A navegação oceânica exigia outras técnicas. Agora não mais haveria terra à vista, pois a viagem se dava em alto-mar, através de oceano desconhecido. A longa duração fora dos portos exigia embarcações ágeis, porém não propulsados por remos, pois uma tripulação de remadores exigiria provisões em quantidade que não seria possível transportar. Portugal saiu na frente. No porto de Lagos foram feitas as primeiras experiências que deram origem à caravela, uma embarcação planejada para levar e trazer os navegantes de volta. Os navios a vela sofreram inovações. Um terceiro mastro nos anos de 1430. Em pouco tempo aparecem quatro ou cinco mastros.

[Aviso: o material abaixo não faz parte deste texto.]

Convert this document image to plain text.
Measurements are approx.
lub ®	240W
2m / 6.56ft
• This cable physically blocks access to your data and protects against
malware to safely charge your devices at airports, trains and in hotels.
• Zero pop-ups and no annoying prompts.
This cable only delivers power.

Todavia, a caravela foi uma criação portuguesa, embora que tendo como base barcos de origem muçulmana, com as quais os lusitanos conviveram durante o tempo da ocupação moura. Entre eles estavam o caravo (do árabe qarib), semelhante ao pangaio (MARQUES, 1984), ainda hoje usado nas viagens costeiras na África oriental e na Índia. No rio Douro era utilizada uma embarcação menor que o caravo, chamada de caravela (qarib + ela = caravela) – (BOORSTIN, 1989). A caravela lusitana era uma embarcação veloz, forte e segura para a sua época. Era construída com vigas e tábuas de carvalho, pinho e sobro e cravos de cobre e, raramente, de ferros. No seu projeto não havia lugar para curvas graciosas, entalhes elaborados ou cores brilhantes. Sua pintura preta, feita com betume, procurava resguardar o casco do ar, da umidade e do ataque dos crustáceos. Era a embarcação ideal para as viagens de descobrimento. “La carabela comenzó a usarse en España em el segundo cuarto del siglo XV y seguramente a imitación de los portugueses” (PADRON,1981).

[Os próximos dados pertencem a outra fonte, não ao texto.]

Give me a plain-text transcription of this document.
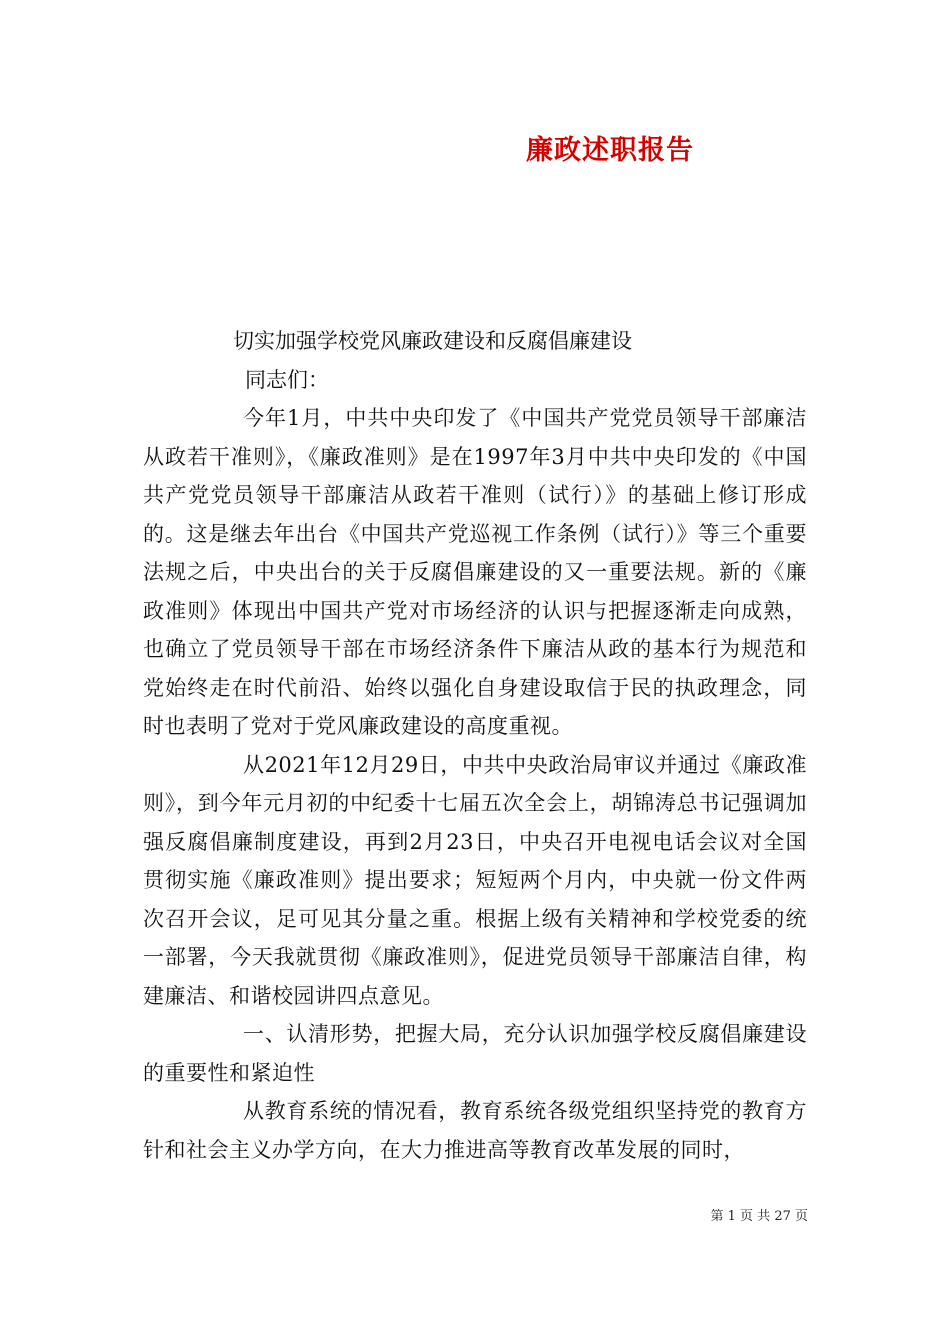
廉政述职报告

切实加强学校党风廉政建设和反腐倡廉建设

同志们：

今年1月，中共中央印发了《中国共产党党员领导干部廉洁从政若干准则》，《廉政准则》是在1997年3月中共中央印发的《中国共产党党员领导干部廉洁从政若干准则（试行）》的基础上修订形成的。这是继去年出台《中国共产党巡视工作条例（试行）》等三个重要法规之后，中央出台的关于反腐倡廉建设的又一重要法规。新的《廉政准则》体现出中国共产党对市场经济的认识与把握逐渐走向成熟，也确立了党员领导干部在市场经济条件下廉洁从政的基本行为规范和党始终走在时代前沿、始终以强化自身建设取信于民的执政理念，同时也表明了党对于党风廉政建设的高度重视。

从2021年12月29日，中共中央政治局审议并通过《廉政准则》，到今年元月初的中纪委十七届五次全会上，胡锦涛总书记强调加强反腐倡廉制度建设，再到2月23日，中央召开电视电话会议对全国贯彻实施《廉政准则》提出要求；短短两个月内，中央就一份文件两次召开会议，足可见其分量之重。根据上级有关精神和学校党委的统一部署，今天我就贯彻《廉政准则》，促进党员领导干部廉洁自律，构建廉洁、和谐校园讲四点意见。

一、认清形势，把握大局，充分认识加强学校反腐倡廉建设的重要性和紧迫性

从教育系统的情况看，教育系统各级党组织坚持党的教育方针和社会主义办学方向，在大力推进高等教育改革发展的同时，

第 1 页 共 27 页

Não se pode falar nos pré-requisitos técnicos necessários aos descobrimentos sem falar no Infante Dom Henrique e na sua criação, a escola de Sagres, a NASA do século XV. Dom Henrique (terceiro filho do rei de Portugal), tinha uma personalidade mística e aventureira, como todo homem medieval, porém se diferenciava pela curiosidade científica, principalmente para com as coisas do mar. Formalmente nunca houve a tal escola. Houve, isto sim, uma região, o promontório de Sagres, onde, a partir de 1438, foram criadas as condições para o desenvolvimentos das técnicas náuticas.  O uso da bússola, do astrolábio, da balestilha (instrumento para medir a altura dos astros) primitiva, do quadrante e de mapas mais precisos resultou dessa junção de saberes. Muito do que se fazia em Sagres – não obstante – era vasado, principalmente para às coroas de Leão e Castela.

Tribuna do Norte. Natal, 05 mar. 2020.